Uma grande diferença entre games e cinema é que, em um filme, o dublador recebe as imagens prontas, é uma coisa linear, você sabe a história que está sendo contada. Ou seja, já existe um contexto. No game, muitas vezes não existe nada disso, só o texto. E uma coisa é dublar um game onde já existe um projeto (em outra língua), outra coisa é dar voz a um personagem novo, que exige do dublador também o talento da criação.
- A dublagem brasileira, de um modo geral, é muito boa e, mesmo assim, existe um certo preconceito. Existem personagens cuja voz é melhor em português do que na língua original - diz o sócio de Carina, Marcelo Figueiredo. Ele comenta que existe uma grande parte de jogadores, entre eles alguns formadores de opinião, que é muito reticente à dublagem, mas que está começando a acostumar o ouvido.
- Dublagem bem feita é aquela em que você vê a cena, e se convence de que ele (o personagem) está falando aquilo mesmo, está falando português - resume Carina.
NO COMANDO DAS GRAVAÇÕES
Toda dublagem possui um diretor e é bem importante que seja assim. Muitas vezes, o ator entra no estúdio sem saber o que vai fazer, sem ter contato com o personagem. O diretor é o responsável por passar essas informações e situar o dublador conforme a atuação desejada para cada cena. E, para dirigir a dublagem de um game, pode ser um importante diferencial gostar e saber bastante sobre esse assunto.

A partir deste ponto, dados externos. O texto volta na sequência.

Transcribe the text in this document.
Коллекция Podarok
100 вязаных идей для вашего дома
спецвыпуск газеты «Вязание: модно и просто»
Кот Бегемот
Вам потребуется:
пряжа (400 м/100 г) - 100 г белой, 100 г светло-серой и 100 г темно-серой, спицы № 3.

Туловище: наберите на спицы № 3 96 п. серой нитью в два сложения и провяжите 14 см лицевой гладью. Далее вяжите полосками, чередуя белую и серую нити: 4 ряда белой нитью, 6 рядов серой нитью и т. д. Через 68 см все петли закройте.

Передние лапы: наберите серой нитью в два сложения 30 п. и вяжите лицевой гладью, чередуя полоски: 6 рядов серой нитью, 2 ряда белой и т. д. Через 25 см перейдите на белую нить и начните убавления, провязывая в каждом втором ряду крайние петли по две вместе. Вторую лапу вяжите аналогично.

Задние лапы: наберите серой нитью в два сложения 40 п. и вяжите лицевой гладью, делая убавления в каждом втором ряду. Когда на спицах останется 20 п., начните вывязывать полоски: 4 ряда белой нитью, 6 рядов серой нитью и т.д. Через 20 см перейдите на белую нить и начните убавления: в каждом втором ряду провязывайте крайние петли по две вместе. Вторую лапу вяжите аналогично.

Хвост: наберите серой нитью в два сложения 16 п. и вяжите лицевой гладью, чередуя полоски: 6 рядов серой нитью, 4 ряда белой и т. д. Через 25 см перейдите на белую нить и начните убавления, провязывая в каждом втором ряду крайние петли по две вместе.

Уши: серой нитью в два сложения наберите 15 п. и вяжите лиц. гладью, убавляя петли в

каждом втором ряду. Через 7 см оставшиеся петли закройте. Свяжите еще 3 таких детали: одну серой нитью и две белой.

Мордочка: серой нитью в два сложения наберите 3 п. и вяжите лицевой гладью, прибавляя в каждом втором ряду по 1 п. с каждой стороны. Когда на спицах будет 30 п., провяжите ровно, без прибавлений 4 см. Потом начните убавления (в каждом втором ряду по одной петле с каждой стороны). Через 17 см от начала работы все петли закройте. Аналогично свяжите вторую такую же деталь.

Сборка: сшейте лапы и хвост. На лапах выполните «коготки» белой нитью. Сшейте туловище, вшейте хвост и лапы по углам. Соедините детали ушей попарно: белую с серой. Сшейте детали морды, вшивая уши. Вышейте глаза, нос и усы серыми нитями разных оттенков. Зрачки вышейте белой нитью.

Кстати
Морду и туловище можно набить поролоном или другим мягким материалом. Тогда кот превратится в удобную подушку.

- Não se trata apenas de tirar uma boa interpretação regida pelo diretor. É preciso que ele também entenda sobre os diversos estilos de gravação de áudio que o projeto solicita - explica o diretor criativo do LoGa Studio, Leonardo Santhos, que também atuou como dublador e diretor em diversos games, entre eles League of Legends, Halo 4 e Gears of War Judgement.
Dá uma conferida nesse vídeo com a sequência de todas as vozes dos Champions do League of Legends dubladas em português:
REMUNERAÇÃO X QUALIDADE
Segundo normas criadas pelo Sindicato dos Artistas e Técnicos de Espetáculos de Diversões (SATED), um trabalho de dublagem para filmes ou séries é calculado por hora. Para cinema, o cachê pode ser até triplicado. Já para dublagem de games, o valor é calculado por arquivo, ou seja, cada dublador recebe pela quantidade de linhas gravadas do roteiro.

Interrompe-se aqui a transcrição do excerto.